Name: Steve Rubin
Age: 29 later this month
Hometown: Victoria, BC
What was your diagnosis? Nodular Sclerosis Hodgkin’s Lymphoma
What school did you attend? UVic BSc Geography
What is your career goal? I work in an adventure sport industry. My goal is to innovate and teach cutting edge safety systems for the sport.
What is your occupation? I am a kiteboarding instructor and work for a kiteboarding brand. I also co-own a yoga studio, and yoga retreat business.
Your cancer experience:
How did you find out you were sick? What led to your diagnosis?
We were hosting a Yoga retreat, and there was a massage therapist there. She gave me a massage and told me that I had a lump in my neck that I should pay attention to. I had no other symptoms at the time.
What year was it? What was your age at the time? 2011, I had just turned 27.
In which hospitals were you treated?
BC Cancer Agency Vancouver Island Centre in Victoria and Vancouver, and Vancouver general hospital.
At what level of education were you at diagnosis?Bachelor of Science
What were your first thoughts when diagnosed?
Why me? How long do I have? Why not that crack head street person?
How did your family react?
My family was in absolute shock. I had a very healthy lifestyle, and was very physically active my whole life. No one saw this coming.
How did your friends react?
Everyone reacted differently. Some close friends were no where to be found for a year, while other less close friends were there for me everyday!

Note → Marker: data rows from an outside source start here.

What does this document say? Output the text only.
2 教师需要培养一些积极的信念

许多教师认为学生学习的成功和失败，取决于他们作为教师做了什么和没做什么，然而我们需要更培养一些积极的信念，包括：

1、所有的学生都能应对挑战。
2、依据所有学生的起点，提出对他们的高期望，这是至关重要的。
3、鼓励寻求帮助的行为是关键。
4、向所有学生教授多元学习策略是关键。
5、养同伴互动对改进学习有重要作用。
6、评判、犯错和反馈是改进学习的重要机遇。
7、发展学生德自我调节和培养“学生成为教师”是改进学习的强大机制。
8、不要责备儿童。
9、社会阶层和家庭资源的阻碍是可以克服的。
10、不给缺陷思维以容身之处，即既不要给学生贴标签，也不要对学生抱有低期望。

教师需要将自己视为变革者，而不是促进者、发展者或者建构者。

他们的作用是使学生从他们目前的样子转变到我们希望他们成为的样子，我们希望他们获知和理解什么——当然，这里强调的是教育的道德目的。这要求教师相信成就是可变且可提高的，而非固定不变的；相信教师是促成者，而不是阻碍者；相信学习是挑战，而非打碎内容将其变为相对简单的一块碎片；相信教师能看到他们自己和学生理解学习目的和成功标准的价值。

What did your treatment consist of?
I had chemo every two weeks for six months, then six months later was diagnosed with a recurrence of the disease. I had two more months of harder chemo, a stem cell collection, a week of high dose chemo, and finally a stem cell transplant. I managed pretty well.
One of the hardest parts for me was my bad reaction to the huge dose of steroids including dexamethasone. I wasn’t myself for a while, and it really scared me. I was told to stay out of the ocean, which was also really hard on me, until one day I got back in the water. Everything started looking up from then on.

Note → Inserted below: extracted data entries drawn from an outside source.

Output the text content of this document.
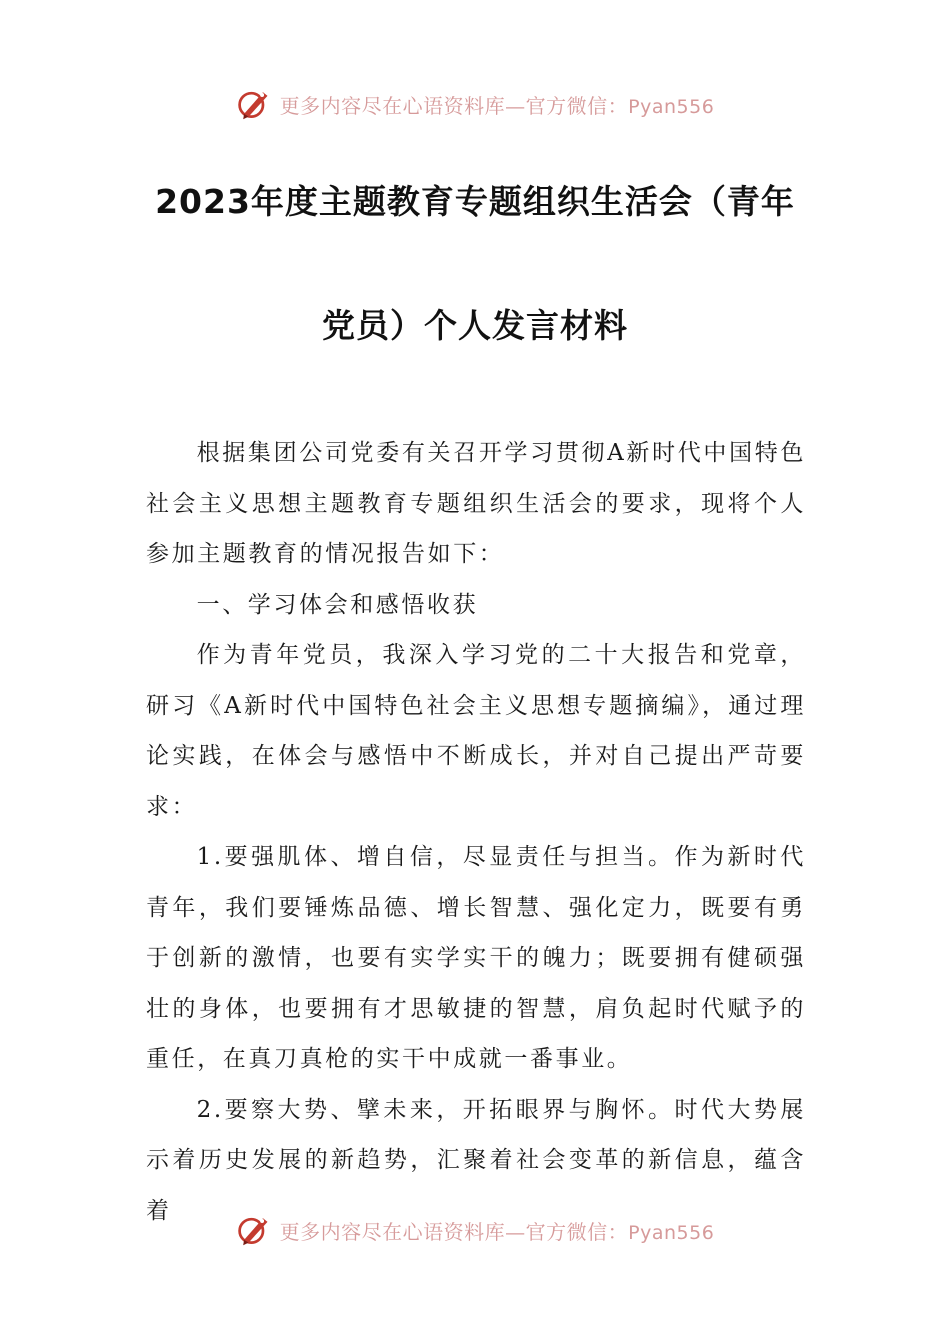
更多内容尽在心语资料库—官方微信：Pyan556
2023年度主题教育专题组织生活会（青年
党员）个人发言材料

根据集团公司党委有关召开学习贯彻A新时代中国特色社会主义思想主题教育专题组织生活会的要求，现将个人参加主题教育的情况报告如下：

一、学习体会和感悟收获

作为青年党员，我深入学习党的二十大报告和党章，研习《A新时代中国特色社会主义思想专题摘编》，通过理论实践，在体会与感悟中不断成长，并对自己提出严苛要求：

1.要强肌体、增自信，尽显责任与担当。作为新时代青年，我们要锤炼品德、增长智慧、强化定力，既要有勇于创新的激情，也要有实学实干的魄力；既要拥有健硕强壮的身体，也要拥有才思敏捷的智慧，肩负起时代赋予的重任，在真刀真枪的实干中成就一番事业。

2.要察大势、擘未来，开拓眼界与胸怀。时代大势展示着历史发展的新趋势，汇聚着社会变革的新信息，蕴含着

更多内容尽在心语资料库—官方微信：Pyan556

What is your current medical status? Remission!
How is life different for you now?
I could easily write a book in response to this question. The short answer is that I’m doing what I love everyday, and loving my friends and family more than ever.

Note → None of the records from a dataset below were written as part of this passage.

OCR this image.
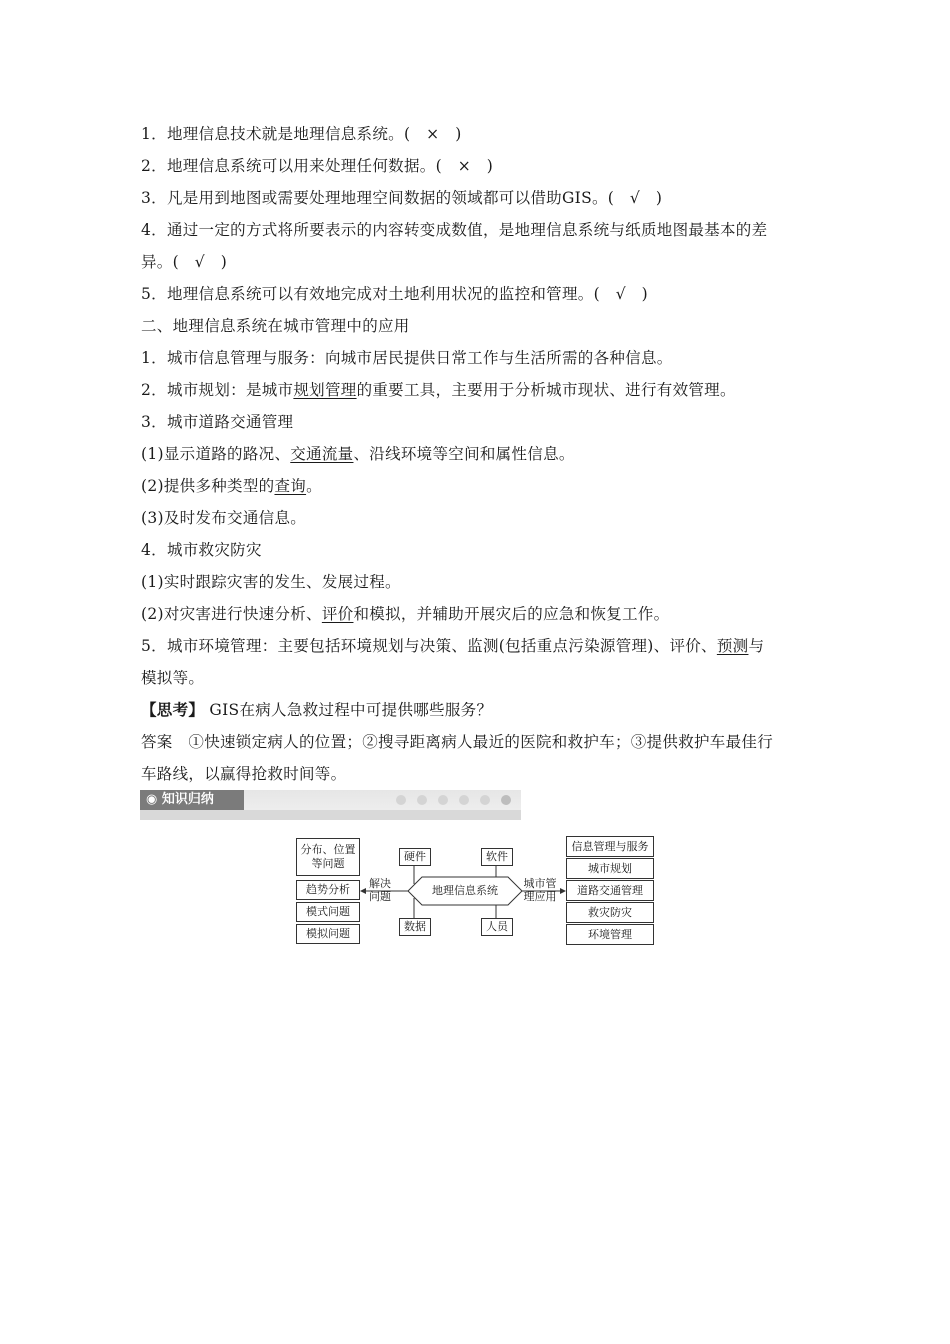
1．地理信息技术就是地理信息系统。(　×　)
2．地理信息系统可以用来处理任何数据。(　×　)
3．凡是用到地图或需要处理地理空间数据的领域都可以借助GIS。(　√　)
4．通过一定的方式将所要表示的内容转变成数值，是地理信息系统与纸质地图最基本的差
异。(　√　)
5．地理信息系统可以有效地完成对土地利用状况的监控和管理。(　√　)
二、地理信息系统在城市管理中的应用
1．城市信息管理与服务：向城市居民提供日常工作与生活所需的各种信息。
2．城市规划：是城市规划管理的重要工具，主要用于分析城市现状、进行有效管理。
3．城市道路交通管理
(1)显示道路的路况、交通流量、沿线环境等空间和属性信息。
(2)提供多种类型的查询。
(3)及时发布交通信息。
4．城市救灾防灾
(1)实时跟踪灾害的发生、发展过程。
(2)对灾害进行快速分析、评价和模拟，并辅助开展灾后的应急和恢复工作。
5．城市环境管理：主要包括环境规划与决策、监测(包括重点污染源管理)、评价、预测与
模拟等。
【思考】 GIS在病人急救过程中可提供哪些服务？
答案　①快速锁定病人的位置；②搜寻距离病人最近的医院和救护车；③提供救护车最佳行
车路线，以赢得抢救时间等。
◉ 知识归纳
分布、位置等问题
趋势分析
模式问题
模拟问题
解决问题
硬件	软件
地理信息系统
数据	人员
城市管理应用
信息管理与服务
城市规划
道路交通管理
救灾防灾
环境管理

What was the toughest part of your challenge?
Being in the hospital for a month without leaving the floor I was on was very challenging. I was so sick, and there was nothing anyone could do for me. I was a mess!
What was the best lesson you took away from your challenge?
Don’t sacrifice any time on things you don’t want to be doing. Find what you love, and do it everyday!
What really motivated you to keep going while you were sick?
For me it was the freedom from suffering and being nervous while I was kitesurfing. It’s like a reprieve from the day-to-day stress of being ill.
What are your thoughts and feelings about your illness now? Have they changed since before your diagnosis?
I am praying every day to be one of the long-term success stories, but I’ve also learned a lot about managing my expectations, and being happy with whatever happens next.
What are some preventative measures that people can take to lower their risk of having an experience like yours?
Manage your expectations. My struggle with “why me?” ended when I figured out the real question: “Why not me?” Do what you love without sacrifice! You won’t be able to do it forever, so enjoy it today.
Did you attend any support groups during your challenge?
InspireHealth is an amazing organization; I attended acupuncture to combat the effects of chemo weekly. They also offer lots of other great support groups and classes. But for me, the best healing was in the water and on the beach with my friends.
How are you connected with Young Adult Cancer Canada?
A friend of mine told me about her sister’s experience with Leukemia, and how much she loved YACC.